Marx: 'Juden und Christen sollen biblischer Botschaft Stimme geben'

12. November 2014 in Chronik


Münchner Kardinal: Dabei gehe es um zentrale Begriffe „wie Menschwürde, Person, Gewissen, Autonomie, Freiheit oder Gleichheit“, die ohne die biblische Tradition nicht zu verstehen seien


München (kath.net/pem) Nach Ansicht von Reinhard Kardinal Marx (Foto) ist es die gemeinsame Aufgabe von Juden und Christen, „der biblischen Botschaft eine Stimme zu geben“ und diese Botschaft „in die gesellschaftlichen und kulturellen Debatten einzubringen“. Es gehe dabei um zentrale Begriffe „wie Menschwürde, Person, Gewissen, Autonomie, Freiheit oder Gleichheit“, die ohne die biblische Tradition nicht zu verstehen seien: „Die biblische Revolution hat eine kulturgeschichtliche Revolution eingeleitet, die bis in unsere Gegenwart wirksam ist“, erklärte der Erzbischof von München und Freising in seinem Vortrag „Die Revolution der biblischen Botschaft“ am Montagabend, 10. November, in München bei der 8. Rabbiner-Brandt-Vorlesung des Deutschen Koordinierungsrates der Gesellschaften für Christlich-Jüdische Zusammenarbeit.

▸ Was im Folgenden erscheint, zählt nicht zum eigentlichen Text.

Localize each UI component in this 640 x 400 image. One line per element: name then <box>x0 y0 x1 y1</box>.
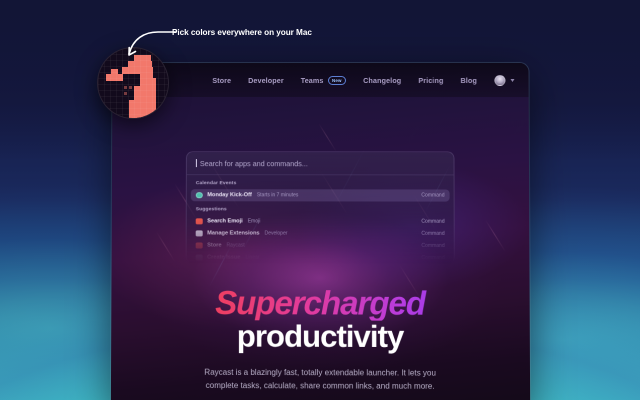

Kardinal Marx erinnerte in seinem Vortrag an die Reichspogromnacht am 9. November vor 76 Jahren und nannte den „Nationalsozialismus den wohl radikalsten Gegenentwurf zur biblischen Botschaft“. Marx verwies darauf, „dass der christliche Glaube nicht im altgermanischen oder antiken Mythos wurzelt, sondern in den hebräischen Schriften“, und dass dementsprechend der Antisemitismus nicht nur ein Verbrechen gegen die Menschlichkeit darstelle, sondern auch die christliche Identität zerstöre. So zähle etwa die Grunderfahrung des Exodus zu den Grundlagen von Judentum und Christentum und gehöre bis heute zu den politisch einflussreichen Erzählungen Europas und Nordamerikas, führte Marx aus: „Die Geschichte von Knechtschaft und Freiheit war und ist in der amerikanischen Bürgerrechtsbewegung ebenso präsent wie in den katholischen Basisgemeinden Lateinamerikas.“

Das Revolutionäre der biblischen Botschaft, das sich in einem „neuen Verständnis von Gott, Menschen und Welt“ ausdrücke, bestehe unter anderem darin, dass der „Gott der Bibel ein Gott der Freiheit“ sei, sagte der Kardinal. Freiheit im biblischen Sinne bedeute aber nicht nur Freiheit von Unterdrückung und Knechtschaft, sondern auch „positive Freiheit, die Freiheit zur Gestaltung eines humanen Zusammenlebens“. Dies gelte für die jüdische Gemeinschaft heute ebenso wie für die Kirche und auch das staatliche Zusammenleben in einer Demokratie: „Bis heute ist der Glaube an die biblische Botschaft eine wichtige Quelle bürgerschaftlichen Engagements in unseren Demokratien.“

Bezugnehmend auf den Auszug Israels aus Ägypten unterstrich Marx, die Gerechtigkeit der Bibel sei „eine Gerechtigkeit aus der Perspektive derer, die wissen, was es heißt, arm, ausgegrenzt und unterdrückt zu sein“. Gottesdienst und gerechtes Handeln seien untrennbar miteinander verbunden: „Gottesdienst ohne Gerechtigkeit ist Götzendienst“, sagte Marx. Weder Macht noch Gewalt ließen sich von diesem Gottesverständnis herleiten: „Politische Machtausübung im Namen Gottes ist biblisch betrachtet ein usurpatorischer Akt, der Gott für menschliche Interessen instrumentalisiert.“

Schließlich hob Marx die „Gottesebenbildlichkeit aller Menschen“ als revolutionäre Botschaft der Bibel hervor, die „eine, wenn nicht die entscheidende, religiöse und kulturgeschichtliche Wurzel der modernen Idee der Menschenrechte“ darstelle. Diesem Universalismus entspringe auch „die universalistische Ethik der Moderne, die sich in internationalen Menschenrechtserklärungen, im Völkerrecht und in der Einrichtung internationaler Gerichtshöfe manifestiert“.